Monday, October 31, 2011

Occupy: A Fair Trade?

I know it seems like I've been harping quite a bit on the Occupy protesters, and maybe I have. I thought about it, and here's why:


1)I am very close to St. Louis. We just had a great business boom thanks to four World Series games (including the final one) in the last two weeks. We could have had even more business, but the jokers parked in Kiener Plaza (pregame pep rally turf until the "SOCIALISM NOW!" signs arrived) most likely kept all but the die-hardest of die-hards off the grass - and away from the vendors.


2)I have friends who have devoted their lives - and a few who have GIVEN their lives (Leston 'Tony' Winters) - in order to protect the freedoms and the flag that these "occupiers" are ridiculing and abusing. 


3)I personally spent ten years of my life defending those freedoms.
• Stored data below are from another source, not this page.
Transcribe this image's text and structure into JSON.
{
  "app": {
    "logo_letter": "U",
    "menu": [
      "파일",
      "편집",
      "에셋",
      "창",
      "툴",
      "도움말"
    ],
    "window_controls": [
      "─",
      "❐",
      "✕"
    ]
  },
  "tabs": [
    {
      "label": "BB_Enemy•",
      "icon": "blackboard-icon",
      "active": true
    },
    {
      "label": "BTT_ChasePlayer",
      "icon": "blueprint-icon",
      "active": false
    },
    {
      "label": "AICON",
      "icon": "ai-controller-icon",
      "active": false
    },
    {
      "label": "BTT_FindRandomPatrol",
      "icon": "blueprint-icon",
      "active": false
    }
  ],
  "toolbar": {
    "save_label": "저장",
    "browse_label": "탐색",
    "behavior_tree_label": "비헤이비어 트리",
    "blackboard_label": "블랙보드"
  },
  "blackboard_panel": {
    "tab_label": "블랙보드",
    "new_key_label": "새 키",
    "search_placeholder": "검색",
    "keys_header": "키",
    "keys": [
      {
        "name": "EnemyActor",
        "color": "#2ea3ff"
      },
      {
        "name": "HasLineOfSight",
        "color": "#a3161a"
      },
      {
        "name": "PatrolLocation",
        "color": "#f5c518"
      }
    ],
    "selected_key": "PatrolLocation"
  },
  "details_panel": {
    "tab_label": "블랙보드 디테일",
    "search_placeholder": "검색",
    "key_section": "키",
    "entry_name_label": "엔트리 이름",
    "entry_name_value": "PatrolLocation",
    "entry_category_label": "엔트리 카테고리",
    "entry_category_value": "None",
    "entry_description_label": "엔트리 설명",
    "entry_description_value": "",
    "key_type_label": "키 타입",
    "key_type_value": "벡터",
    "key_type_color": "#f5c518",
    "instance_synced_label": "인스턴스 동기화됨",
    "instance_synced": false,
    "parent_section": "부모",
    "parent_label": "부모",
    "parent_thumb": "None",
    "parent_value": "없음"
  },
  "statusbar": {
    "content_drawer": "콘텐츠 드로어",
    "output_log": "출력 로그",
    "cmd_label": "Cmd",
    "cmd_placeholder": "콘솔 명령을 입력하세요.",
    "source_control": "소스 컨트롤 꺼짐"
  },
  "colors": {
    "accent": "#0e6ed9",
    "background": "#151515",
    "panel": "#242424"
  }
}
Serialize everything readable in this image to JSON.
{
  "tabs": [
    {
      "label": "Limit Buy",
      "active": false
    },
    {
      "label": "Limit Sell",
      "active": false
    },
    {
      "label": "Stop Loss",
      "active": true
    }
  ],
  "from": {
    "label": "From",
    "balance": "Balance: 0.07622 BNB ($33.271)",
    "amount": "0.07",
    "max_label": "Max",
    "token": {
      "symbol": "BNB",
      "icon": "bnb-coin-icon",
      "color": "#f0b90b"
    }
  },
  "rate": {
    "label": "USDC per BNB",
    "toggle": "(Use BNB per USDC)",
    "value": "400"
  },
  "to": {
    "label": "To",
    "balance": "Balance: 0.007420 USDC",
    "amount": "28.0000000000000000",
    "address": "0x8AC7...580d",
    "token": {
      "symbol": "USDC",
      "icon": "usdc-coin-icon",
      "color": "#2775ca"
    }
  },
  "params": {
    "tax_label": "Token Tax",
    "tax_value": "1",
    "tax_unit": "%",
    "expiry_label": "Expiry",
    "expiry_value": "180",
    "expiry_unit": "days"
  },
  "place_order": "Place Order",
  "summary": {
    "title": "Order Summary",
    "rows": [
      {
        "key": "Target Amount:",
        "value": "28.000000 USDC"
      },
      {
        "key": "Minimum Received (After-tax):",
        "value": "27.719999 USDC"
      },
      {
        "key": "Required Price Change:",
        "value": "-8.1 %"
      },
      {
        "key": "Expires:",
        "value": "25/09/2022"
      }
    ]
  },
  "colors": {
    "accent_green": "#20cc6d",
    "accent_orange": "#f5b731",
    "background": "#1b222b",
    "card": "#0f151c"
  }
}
I am something of a free speech purist (I actually wrote a paper last year defending the Supreme Court decision to uphold the First Amendment Rights of the Westboro Baptist Church), which means that I truly believe Rousseau's statement: "I do not like what you say, but I will defend to the death your right to say it." However, that does not mean that I believe we should sit silently by and allow the occupiers to be the only voice. We must counter Rousseau with Jefferson: "Error of opinion will be tolerated as long as Reason is left free to combat it."
Because I believe in what America is, I offered up things in trade that in retrospect seem unthinkable. I traded the early years at home with my young children for a trust fund baby's right to tell the world how evil his parents are by taking a dump on the American flag. I traded seeing my youngest daughter's first steps for the undeniable right that a group of men has to gang rape a woman at a protest site. I traded helping my kids with homework for a transsexual's right to promote Maoism. And the list goes on, ad (literally) nauseam.


So this Occupy madness strikes quite a personal chord for me. I watch the goings on in absolute shock most days. At the end of it all, I pray only for two things: First, that America is still strong enough to recover when the dust settles. And second, for my friends like Tony - that you guys who died to give us what we have can look down on the hell being unleashed in America and know that there are still a few of us left willing to fight to the death to get her back.